Nein, ich komme tatsächlich aus einer sehr ländlichen Umgebung in Niederösterreich. Dass ich in die Stadt gezogen bin, hat sich bei mir durch meine Tätigkeit beim Biber-Magazin ergeben. Ich bin durch und durch Stadtmensch, schätze es aber hier in Liesing sehr, weil ich nicht weit weg von meinen Eltern wohne und außerdem viel Natur rund um mich habe – das ist gerade für Tito das Tollste. Der ist natürlich auch immer gerne dabei in der Redaktion oder bei meinen Fotoshootings. Am liebsten hat er’s natürlich, wenn wir im Wald spazieren gehen. Das ist eben das Tolle an Wien, beides ist irgendwie möglich.

Wie entspannst du dich von deinem hektischen Alltag?

Ich bin nicht der Typ, der nach einem langen Bürotag noch irgendwelche Events besucht. Lieber komme ich nach Hause und verbringe Zeit mit meinem Freund und mit Tito. Ich bin auch sehr gerne alleine zuhause und lese viel. Am Wochenende verreisen wir meistens, aber wichtig ist mir vor allem, dass ich genügend Zeit hier verbringe und ich mich wohlfühle.

Und wie sorgst du dafür, dass das so bleibt?

Indem ich darauf achte, dass alles im Großen und Ganzen ordentlich ist, egal wie stressig es ist – das beginnt beim Abwasch und endet beim Blumengießen.

Warum ist es genau diese Wohnung geworden?

Zum einen hat natürlich der Preis gestimmt, was uns wichtig war, weil es eine Eigentumswohnung ist. Zum anderen haben wir nach einer Altbauwohnung gesucht, die saniert und schön hell ist. Was mir am meisten gefällt daran, ist natürlich der wunderschöne Erker im Wohnzimmer. Und dann ist natürlich die Lage für uns perfekt – ich bin mit der S-Bahn sehr schnell bei der Arbeit und habe hier trotzdem meine Ruhe im Grünen.
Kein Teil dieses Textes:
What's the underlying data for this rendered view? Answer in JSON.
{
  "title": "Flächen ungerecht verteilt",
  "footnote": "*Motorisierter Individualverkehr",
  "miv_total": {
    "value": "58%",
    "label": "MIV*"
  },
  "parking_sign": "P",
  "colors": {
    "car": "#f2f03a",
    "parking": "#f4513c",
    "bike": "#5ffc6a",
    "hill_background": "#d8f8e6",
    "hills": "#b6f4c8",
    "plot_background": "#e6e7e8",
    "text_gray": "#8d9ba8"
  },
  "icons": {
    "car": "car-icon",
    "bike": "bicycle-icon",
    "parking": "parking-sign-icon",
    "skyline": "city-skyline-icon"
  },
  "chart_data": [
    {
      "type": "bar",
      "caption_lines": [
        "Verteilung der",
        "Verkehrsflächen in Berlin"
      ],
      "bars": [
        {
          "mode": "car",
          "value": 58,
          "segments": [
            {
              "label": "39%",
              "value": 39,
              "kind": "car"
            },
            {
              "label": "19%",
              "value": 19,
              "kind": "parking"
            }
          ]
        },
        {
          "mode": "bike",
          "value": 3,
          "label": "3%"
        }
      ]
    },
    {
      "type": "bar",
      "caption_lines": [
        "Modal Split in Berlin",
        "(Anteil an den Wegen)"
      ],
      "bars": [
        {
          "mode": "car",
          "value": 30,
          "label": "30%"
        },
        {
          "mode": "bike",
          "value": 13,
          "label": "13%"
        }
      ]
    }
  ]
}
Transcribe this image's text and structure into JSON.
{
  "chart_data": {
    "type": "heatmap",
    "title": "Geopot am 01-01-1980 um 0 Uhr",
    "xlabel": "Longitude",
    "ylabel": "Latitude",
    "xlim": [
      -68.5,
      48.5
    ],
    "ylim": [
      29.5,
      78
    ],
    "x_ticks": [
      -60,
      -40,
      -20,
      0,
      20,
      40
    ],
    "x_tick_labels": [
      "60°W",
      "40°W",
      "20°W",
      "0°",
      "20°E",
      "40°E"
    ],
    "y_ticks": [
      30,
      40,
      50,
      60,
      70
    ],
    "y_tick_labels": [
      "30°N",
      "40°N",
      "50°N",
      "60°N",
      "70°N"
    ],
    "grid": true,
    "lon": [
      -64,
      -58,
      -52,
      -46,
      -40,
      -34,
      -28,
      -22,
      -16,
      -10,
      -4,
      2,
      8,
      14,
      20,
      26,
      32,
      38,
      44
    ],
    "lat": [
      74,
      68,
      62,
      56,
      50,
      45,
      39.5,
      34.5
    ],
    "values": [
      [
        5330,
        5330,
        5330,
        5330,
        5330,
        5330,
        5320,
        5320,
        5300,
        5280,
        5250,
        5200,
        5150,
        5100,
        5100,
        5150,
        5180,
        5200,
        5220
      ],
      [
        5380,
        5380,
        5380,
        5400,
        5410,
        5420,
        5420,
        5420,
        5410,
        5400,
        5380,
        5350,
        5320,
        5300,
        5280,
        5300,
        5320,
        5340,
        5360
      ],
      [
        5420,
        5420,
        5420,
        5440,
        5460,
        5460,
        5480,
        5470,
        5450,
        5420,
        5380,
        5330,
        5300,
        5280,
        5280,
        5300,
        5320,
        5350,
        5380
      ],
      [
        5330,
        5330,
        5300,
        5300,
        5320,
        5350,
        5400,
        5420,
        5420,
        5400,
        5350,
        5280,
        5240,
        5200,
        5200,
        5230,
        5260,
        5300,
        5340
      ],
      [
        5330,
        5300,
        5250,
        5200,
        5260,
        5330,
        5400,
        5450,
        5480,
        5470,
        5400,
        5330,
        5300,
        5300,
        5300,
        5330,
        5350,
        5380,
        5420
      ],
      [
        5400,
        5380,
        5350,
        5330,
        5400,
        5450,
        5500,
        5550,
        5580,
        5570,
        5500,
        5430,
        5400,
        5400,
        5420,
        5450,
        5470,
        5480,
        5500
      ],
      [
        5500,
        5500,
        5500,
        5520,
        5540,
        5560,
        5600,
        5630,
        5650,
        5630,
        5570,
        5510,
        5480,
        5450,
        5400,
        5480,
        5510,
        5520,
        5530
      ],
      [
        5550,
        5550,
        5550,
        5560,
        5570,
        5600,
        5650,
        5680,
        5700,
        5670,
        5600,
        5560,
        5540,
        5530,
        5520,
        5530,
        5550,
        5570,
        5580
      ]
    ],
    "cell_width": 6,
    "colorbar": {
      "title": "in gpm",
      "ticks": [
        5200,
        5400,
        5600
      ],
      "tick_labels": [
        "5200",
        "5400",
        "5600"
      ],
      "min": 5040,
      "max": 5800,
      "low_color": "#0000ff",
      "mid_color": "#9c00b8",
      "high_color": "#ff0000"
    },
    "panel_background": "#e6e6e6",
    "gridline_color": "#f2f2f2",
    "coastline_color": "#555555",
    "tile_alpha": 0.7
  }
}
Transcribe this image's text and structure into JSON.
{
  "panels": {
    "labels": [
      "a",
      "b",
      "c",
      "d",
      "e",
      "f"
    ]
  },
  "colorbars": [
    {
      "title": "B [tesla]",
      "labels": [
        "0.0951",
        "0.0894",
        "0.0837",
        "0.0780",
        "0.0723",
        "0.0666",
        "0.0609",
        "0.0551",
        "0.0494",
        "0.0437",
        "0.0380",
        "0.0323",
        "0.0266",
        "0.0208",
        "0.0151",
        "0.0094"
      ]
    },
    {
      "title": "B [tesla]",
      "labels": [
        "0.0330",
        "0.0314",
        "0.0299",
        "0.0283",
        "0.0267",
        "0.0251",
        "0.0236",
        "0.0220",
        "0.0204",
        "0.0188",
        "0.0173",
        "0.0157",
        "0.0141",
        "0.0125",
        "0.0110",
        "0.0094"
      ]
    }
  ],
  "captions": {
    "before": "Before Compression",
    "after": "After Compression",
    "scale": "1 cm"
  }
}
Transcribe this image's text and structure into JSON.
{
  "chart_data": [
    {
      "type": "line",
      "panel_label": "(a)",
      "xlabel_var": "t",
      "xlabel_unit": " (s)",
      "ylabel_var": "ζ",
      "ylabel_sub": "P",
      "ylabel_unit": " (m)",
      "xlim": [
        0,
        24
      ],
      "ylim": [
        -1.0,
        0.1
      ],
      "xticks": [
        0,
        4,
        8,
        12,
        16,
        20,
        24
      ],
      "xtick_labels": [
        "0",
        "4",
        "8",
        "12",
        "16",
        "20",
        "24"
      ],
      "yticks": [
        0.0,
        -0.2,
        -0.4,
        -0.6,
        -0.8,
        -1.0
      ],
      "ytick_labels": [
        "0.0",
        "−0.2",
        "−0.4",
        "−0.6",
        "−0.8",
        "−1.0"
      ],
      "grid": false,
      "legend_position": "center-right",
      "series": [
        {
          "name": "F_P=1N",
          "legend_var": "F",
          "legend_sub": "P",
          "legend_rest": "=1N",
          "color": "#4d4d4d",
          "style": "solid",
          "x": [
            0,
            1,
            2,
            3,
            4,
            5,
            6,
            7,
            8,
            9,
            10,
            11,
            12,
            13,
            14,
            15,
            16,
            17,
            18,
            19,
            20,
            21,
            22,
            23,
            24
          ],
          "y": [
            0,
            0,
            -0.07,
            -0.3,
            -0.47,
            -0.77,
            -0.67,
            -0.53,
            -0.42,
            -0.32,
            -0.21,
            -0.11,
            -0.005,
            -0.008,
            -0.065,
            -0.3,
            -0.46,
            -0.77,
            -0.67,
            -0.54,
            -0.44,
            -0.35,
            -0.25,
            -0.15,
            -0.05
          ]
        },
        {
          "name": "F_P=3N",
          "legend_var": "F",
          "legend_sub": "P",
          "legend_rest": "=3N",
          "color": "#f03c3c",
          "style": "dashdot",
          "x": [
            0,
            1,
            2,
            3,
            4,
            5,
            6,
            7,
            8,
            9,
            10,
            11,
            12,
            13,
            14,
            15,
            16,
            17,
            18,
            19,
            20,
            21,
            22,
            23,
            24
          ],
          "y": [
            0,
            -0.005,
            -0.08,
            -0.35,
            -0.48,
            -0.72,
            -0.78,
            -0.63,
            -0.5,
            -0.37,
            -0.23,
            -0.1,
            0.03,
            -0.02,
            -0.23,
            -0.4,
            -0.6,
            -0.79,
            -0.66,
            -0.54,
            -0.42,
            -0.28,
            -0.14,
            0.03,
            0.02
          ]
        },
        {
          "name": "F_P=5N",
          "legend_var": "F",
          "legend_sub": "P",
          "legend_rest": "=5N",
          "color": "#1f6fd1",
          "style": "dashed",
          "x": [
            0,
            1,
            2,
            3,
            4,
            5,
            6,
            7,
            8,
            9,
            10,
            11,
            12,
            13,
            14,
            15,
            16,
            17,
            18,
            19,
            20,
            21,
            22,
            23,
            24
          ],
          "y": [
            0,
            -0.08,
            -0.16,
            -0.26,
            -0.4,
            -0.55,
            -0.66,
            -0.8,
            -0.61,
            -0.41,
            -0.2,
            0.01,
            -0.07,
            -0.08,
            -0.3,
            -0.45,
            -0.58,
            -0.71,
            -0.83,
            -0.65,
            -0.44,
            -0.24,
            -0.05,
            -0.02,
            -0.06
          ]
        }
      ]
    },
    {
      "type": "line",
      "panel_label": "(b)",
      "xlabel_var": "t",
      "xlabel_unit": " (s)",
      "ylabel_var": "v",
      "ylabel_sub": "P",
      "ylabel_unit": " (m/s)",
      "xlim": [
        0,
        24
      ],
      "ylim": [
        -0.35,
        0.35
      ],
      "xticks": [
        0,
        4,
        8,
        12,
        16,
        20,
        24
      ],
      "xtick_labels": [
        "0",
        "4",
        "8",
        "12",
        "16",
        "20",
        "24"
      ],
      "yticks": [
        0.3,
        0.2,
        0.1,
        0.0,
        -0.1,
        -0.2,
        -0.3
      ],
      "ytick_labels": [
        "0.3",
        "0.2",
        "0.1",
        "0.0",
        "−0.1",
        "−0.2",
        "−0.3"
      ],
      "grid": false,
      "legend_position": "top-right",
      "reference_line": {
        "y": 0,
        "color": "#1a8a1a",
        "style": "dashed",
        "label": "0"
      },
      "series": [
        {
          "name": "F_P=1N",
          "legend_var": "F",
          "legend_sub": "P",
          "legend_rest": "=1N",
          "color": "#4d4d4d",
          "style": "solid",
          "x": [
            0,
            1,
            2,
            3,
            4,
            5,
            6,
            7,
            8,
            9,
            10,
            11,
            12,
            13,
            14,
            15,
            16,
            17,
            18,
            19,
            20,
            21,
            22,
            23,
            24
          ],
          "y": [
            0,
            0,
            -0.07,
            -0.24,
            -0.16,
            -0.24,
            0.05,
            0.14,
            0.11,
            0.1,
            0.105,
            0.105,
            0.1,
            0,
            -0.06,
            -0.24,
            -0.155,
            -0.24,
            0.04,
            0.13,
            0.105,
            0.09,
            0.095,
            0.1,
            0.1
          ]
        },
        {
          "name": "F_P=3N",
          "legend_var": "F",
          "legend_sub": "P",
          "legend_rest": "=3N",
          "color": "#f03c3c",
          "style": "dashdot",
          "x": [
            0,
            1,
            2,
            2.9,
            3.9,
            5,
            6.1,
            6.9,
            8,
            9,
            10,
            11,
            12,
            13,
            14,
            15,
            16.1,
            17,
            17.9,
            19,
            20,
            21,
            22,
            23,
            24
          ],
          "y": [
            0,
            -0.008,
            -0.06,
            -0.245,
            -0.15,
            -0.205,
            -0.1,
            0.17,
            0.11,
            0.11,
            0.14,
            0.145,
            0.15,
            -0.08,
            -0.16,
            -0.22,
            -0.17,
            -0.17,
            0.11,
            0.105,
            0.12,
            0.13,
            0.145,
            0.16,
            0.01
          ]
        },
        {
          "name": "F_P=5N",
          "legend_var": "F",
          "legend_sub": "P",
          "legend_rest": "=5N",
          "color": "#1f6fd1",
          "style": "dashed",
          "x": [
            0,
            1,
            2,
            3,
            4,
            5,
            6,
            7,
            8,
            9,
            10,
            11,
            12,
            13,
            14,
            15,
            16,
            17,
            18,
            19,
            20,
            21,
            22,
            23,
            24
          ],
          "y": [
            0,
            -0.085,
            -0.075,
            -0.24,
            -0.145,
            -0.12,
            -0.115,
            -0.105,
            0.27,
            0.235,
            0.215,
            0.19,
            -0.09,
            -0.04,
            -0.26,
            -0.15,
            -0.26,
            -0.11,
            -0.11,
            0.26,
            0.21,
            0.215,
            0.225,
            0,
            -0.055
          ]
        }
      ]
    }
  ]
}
Welche Gegenstände sind dir in dieser Wohnung besonders wichtig?

Für mich am wertvollsten ist meine analoge Yashica-Kamera – das war die erste Kamera, mit der ich angefangen habe zu fotografieren. Würde es brennen, wäre das der erste Gegenstand, den ich einpacken würde. Wertvoll ist außerdem noch meine externe Festplatte, die müsste ich sicher retten. Außerdem noch meine Box mit meinen Polaroid-Bildern, mein Tagebuch und mein goldener Käfig – ein Geschenk, das mir sehr viel bedeutet.